In a motion proposed by the Group Leader Cllr Mick Lerry (Bridgwater Victoria) he stated “This would be detrimental to the Local Economy and Economic Growth, as those employees are often on low pay and unable to borrow loans or take out mortgages, because their income is so vulnerable.”
Cllr Lerry continued “We want this council to take the view that Zero Hour contracts are not appropriate. The next Labour Government will ban them.”
‘Decent jobs, decent pay, regular work’
Seconding the motion Cllr Julian Taylor (Bridgwater Eastover) said “This is a very real problem and has a knock on effect on children and families.
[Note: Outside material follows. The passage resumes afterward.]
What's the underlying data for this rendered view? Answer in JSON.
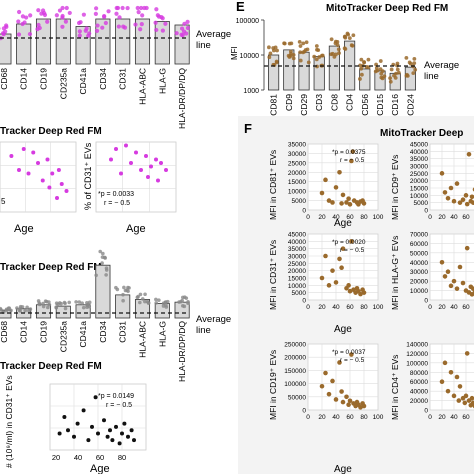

In the 19th century people could be taken on and dismissed at will and this is the same. It is clearly better to have stable and regular employment. This also means staff loyalty. More and more people are getting in debt. We want people to have decent jobs, decent pay and regular work.”
During the debate Tory Leader of Council Cllr Duncan McGinty (East Polden) admitted that of 375 staff 234 were full time, 141 part and there were 8 relief employees on zero hours contracts. He said “Zero Hours contracts give freedom. This is especially the case for people with other jobs or childcare or students.” He described the motion as a ‘knee jerk reaction’.
Libs and Independents back Labour
The motion was supported by the 2 Lib Dems and 2 Independent Councillors, but the Conservative controlling group voted unanimously against the motion and consequently it was lost 25-14
. Mick Lerry said “ The Conservatives are not prepared to set an example whereby workers should not have such contracts imposed on them, there are are other contracts that can be used to make sure that employees are certain about the income that they will receive. Those workers on zero hours contracts have to take all the risks, rather than the risk being shared with the employer”.